Fortschritt? Klar! Aber bei mir?
Meistens fängt die Sache harmlos an. Etwa indem die Post einen Brief bringt: „Liebe Nachbarn und Anlieger, wir freuen uns, Ihnen mitteilen zu können, dass die Aufsichtsbehörden die Errichtung eines Windrades auf Ihrem angrenzenden Flurstück genehmigt haben. Endlich kann unser Ort seinen Beitrag für die zukunftsfähige Transformation der Elektrizitätserzeugung leisten. Ihr regionaler Energieversorger“. Statt Windrad und Energieversorger könnte in dem Schreiben auch Kita und Stadtverwaltung stehen („Beitrag zur zukunftsfähigen Bildungspolitik“) oder Vereinigung ökologische Landwirtschaft und Biohof („artgerechte Haltung von Nutztieren wie Rindern und Hühnern“). Der Effekt wäre sicherlich derselbe: Solche Botschaften über zukünftige Entwicklungen stoßen nicht unbedingt auf Gegenliebe. Okay, sauberer Strom ist ja prima, die Kinder brauchen Bildung, ganz dringend sogar, und die Tiere Auslauf – aber doch
bitteschön „Not in my backyard“, also: Nicht in meinem Hinterhof. Bleib mir fern mit Veränderungen!
Fern und nah, außen und innen
Eine egoistische Haltung? Nun ja, das zu be- oder gar zu verurteilen ist eine Frage der räumlichen Distanz. Denn wie würde man selbst reagieren, wenn ein solches Schreiben ins Haus flatterte? Wenn die notwendigen Planungen und Bautätigkeiten vor der eigenen Haustür stattfinden sollten? Plötzlich muss man selbst zum Gemeinwohl beitragen, indem man Windräder, Kitas oder Bahnstrecken als neue Nachbarn bekommt, statt nur davon zu profitieren.

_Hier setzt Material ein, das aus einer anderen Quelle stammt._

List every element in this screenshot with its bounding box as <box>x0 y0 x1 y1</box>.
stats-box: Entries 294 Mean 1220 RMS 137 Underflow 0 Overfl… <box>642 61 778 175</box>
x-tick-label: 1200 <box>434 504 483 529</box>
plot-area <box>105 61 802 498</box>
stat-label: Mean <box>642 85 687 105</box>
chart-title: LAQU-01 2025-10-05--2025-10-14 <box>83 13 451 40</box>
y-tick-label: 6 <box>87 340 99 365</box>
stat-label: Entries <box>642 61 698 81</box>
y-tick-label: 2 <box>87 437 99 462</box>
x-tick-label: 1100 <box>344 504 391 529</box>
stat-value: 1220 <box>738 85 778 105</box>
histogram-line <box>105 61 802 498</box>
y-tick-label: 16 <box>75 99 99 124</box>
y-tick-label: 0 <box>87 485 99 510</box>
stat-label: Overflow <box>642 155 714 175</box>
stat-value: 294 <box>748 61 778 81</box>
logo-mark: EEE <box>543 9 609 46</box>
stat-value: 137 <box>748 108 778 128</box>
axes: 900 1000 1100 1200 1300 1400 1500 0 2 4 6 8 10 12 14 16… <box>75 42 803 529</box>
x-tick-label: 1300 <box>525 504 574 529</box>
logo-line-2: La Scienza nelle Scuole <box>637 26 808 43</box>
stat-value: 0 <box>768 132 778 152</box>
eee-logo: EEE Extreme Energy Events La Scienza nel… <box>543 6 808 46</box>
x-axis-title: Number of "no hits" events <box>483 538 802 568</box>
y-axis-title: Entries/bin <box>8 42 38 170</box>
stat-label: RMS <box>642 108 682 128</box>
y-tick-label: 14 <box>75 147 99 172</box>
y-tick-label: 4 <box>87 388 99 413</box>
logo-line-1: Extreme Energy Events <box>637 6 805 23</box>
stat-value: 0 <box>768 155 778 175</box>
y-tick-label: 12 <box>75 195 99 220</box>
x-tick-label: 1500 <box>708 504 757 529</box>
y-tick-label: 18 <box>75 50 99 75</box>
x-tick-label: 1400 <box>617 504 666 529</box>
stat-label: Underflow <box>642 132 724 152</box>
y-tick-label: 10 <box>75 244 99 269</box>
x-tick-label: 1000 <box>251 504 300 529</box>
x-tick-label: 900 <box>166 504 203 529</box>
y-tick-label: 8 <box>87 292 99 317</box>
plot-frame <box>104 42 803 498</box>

Nimby als Verweigerungshaltung beschäftigt schon seit jeher und immer wieder die Gerichte. Da kommen aufs Land hinausgezogene Städter glatt auf die Idee, den Bauern die krähenden Hähne verbieten lassen zu wollen, und pensionierte Waldorfschullehrer opponieren gegen die Neugründung einer Waldorfschule in jenem Dorf, das sie sich als Ruhesitz auserkoren haben. Hier ist sicherlich eine Grenze der Nachvollziehbarkeit erreicht – auch für Gerichte. Dass man Windräder unschön findet oder Kinderlachen störend, ist kaum justiziabel. Das Geld für die Anwälte ließe sich besser anlegen.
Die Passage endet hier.